On Sunday, July 22, Steve Bracks returned to Ballarat, his birthplace and the city where his political career began, to launch a history of Ballarat's labour movement. The Premier seemed in good form, relaxed and confident.
In performing his launching duties, he reminisced about his first involvements in politics. He delighted the assembled Labor faithful with a story about his politicisation by the dismissal of the Whitlam government in 1975. He and other Labor supporters assembled at the Ballarat Trades Hall, intent on marching to express their outrage. But they had a problem: where to march? In the end, they descended on the offices of the Ballarat Courier.
Observing Bracks that Sunday, there was no hint of last Friday's bombshell. Perhaps in hindsight, though, there was an omen in his arriving accompanied by his friend Bob Carr, the former NSW Labor premier, who had been in town for another ALP function. Now, Bracks joins Carr in that select group of government leaders who have relinquished power voluntarily rather than being rejected by the electorate, deposed through the treachery of party colleagues or succumbing to ill-health or death.
In his resignation statement, Bracks asserted that the State Government "could not be in better shape". Certainly it is difficult to dispute that he has walked away from office at the peak of his powers. He was in the first year of a four-year term after last November's second consecutive landslide victory. He has enjoyed unprecedented authority over the historically fractious Victorian ALP, and since Carr's retirement, Bracks has been widely regarded as the nation's most influential Labor premier.
In resigning now, Bracks has also walked away from history. He was on the cusp of political immortalisation by qualifying for a statue outside 1 Treasury Place as one of Victoria's longest-serving premiers. He was also on the verge of displacing John Cain jnr as the state's longest-serving Labor premier. If he had stayed on until the next election in 2010, he would have become Victoria's second longest-serving premier behind Henry Bolte. But none of this, he says, ever mattered to him.
Since he became leader of the Victorian ALP in February 1999, pitted against the rampaging Jeff Kennett, Bracks has traded on his ordinariness. It has been a significant part of his appeal: his apparent freedom from hubris, his geniality. And, with his resignation, perhaps that ordinariness has been confirmed. At his resignation news conference, Bracks said he "could not have given more". Nearly eight years at the head of government has depleted his resources.
Inevitably, comparisons are being made with Prime Minister John Howard, another who has endured at the apex of executive power, in his case even longer, seemingly immune to the political ravages, deaf to the inner voice that says one's time is up.

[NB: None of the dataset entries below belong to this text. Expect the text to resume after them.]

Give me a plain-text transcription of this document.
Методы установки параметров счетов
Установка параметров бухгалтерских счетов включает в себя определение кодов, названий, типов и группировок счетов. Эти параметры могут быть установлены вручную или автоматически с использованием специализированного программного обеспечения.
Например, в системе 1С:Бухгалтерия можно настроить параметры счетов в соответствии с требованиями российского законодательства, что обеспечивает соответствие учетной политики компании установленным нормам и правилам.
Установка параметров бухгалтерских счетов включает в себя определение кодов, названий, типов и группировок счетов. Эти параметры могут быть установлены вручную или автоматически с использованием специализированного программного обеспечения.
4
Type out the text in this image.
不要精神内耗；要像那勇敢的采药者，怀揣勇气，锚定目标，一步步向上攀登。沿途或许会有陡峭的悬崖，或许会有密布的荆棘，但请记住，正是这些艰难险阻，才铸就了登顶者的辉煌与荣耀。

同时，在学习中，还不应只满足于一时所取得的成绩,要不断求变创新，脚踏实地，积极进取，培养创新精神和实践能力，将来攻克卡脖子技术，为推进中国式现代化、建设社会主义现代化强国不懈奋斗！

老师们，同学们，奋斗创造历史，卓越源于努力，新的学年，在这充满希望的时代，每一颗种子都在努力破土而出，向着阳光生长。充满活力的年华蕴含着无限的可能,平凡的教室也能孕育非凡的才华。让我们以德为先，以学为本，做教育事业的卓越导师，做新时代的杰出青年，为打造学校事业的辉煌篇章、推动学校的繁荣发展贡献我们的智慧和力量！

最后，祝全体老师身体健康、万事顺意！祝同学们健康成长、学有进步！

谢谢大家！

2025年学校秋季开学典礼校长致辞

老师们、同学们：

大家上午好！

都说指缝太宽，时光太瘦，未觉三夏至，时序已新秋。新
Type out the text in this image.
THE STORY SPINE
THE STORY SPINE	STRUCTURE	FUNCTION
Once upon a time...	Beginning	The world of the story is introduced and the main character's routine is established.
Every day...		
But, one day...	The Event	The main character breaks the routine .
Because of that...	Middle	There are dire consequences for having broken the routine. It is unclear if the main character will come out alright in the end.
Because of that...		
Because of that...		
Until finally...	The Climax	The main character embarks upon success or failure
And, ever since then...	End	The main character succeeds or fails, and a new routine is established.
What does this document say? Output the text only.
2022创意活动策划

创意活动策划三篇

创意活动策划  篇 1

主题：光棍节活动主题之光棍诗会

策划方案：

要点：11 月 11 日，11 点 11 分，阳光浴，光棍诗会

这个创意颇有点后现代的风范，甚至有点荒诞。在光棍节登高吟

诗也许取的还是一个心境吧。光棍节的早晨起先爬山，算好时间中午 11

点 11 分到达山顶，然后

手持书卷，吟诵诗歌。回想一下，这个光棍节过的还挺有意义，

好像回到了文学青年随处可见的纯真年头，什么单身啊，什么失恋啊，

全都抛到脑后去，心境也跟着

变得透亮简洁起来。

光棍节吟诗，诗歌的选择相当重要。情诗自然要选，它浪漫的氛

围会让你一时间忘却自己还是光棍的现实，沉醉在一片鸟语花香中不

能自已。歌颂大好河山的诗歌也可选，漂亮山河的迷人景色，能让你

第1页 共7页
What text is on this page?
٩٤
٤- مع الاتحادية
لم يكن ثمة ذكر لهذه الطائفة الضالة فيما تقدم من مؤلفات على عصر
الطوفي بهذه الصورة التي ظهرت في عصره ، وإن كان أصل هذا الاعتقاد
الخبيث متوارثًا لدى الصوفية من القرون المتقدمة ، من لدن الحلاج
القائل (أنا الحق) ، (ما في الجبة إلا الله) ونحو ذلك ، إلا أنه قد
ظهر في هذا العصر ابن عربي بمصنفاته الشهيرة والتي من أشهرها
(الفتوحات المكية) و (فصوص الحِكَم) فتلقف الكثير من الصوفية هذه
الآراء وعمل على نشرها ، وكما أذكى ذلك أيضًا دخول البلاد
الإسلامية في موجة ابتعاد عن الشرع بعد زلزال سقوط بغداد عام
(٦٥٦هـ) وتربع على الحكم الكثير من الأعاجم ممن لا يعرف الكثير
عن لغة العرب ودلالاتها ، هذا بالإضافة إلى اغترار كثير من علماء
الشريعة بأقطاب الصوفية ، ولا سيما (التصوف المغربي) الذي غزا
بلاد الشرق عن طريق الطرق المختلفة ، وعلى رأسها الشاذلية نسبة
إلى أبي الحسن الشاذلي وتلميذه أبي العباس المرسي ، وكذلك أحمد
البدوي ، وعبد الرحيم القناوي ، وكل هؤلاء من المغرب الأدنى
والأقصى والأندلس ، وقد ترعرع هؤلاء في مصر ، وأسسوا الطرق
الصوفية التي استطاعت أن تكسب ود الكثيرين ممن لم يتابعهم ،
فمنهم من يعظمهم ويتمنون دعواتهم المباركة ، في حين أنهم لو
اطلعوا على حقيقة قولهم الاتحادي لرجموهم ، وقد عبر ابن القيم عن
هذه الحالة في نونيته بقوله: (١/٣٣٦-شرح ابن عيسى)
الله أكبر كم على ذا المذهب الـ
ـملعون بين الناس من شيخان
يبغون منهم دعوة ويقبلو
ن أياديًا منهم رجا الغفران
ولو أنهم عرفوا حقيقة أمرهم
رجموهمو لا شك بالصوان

It is too early to be definitive about the legacies of the Bracks premiership. However, some stand out. Arguably the most far-reaching in the state's history, his government's 2003 constitutional reforms, which ironically deprived Labor of a continuing upper house majority following the 2006 election, are the reason that the state now has minor party representation in the Legislative Council, most notably three Greens. Together with his deputy, John Thwaites, who also resigned, the Premier positioned Victoria as an early responder to the challenges of climate change and managing water resources.
In last Friday's news conference, Bracks also singled out his success, achieved in partnership with his likely successor, John Brumby, in exorcising demons about Victorian Labor's financial management skills. The Government's fiscal conservatism has, of course, provoked criticisms that it has been a public policy plodder: a pale imitation of a Labor government.
Yet, in his chapter on Bracks in a study of Victorian premiers published last year, David Hayward argues that the cumulative pattern of social policy investment since 1999 is now such as to confute suggestions that Bracks was not leading a "true" social democratic government. According to Hayward, Bracks balanced financial prudence with a deceptively broad social reform program. Nor should we forget another feature of the Bracks era: the restoration of civility and reasonableness to public life after the bombast and aggression of the Kennett years.
A question will remain: has Bracks departed prematurely? Major reforms, for example in water, are far from bedded down. There is also the matter of how the government will fare in his absence. In his resignation address, Bracks emphasised how cohesive the cabinet has been. This cohesiveness owed much to Bracks' consultative, group leadership style. Will this be maintained by his successor, the anointed Brumby, or will the Government revert to a more typical leadership style: strongly directive and centralising? And, if so, how will that affect not only the effectiveness and harmony of the Government, but the dynamics of Victorian politics?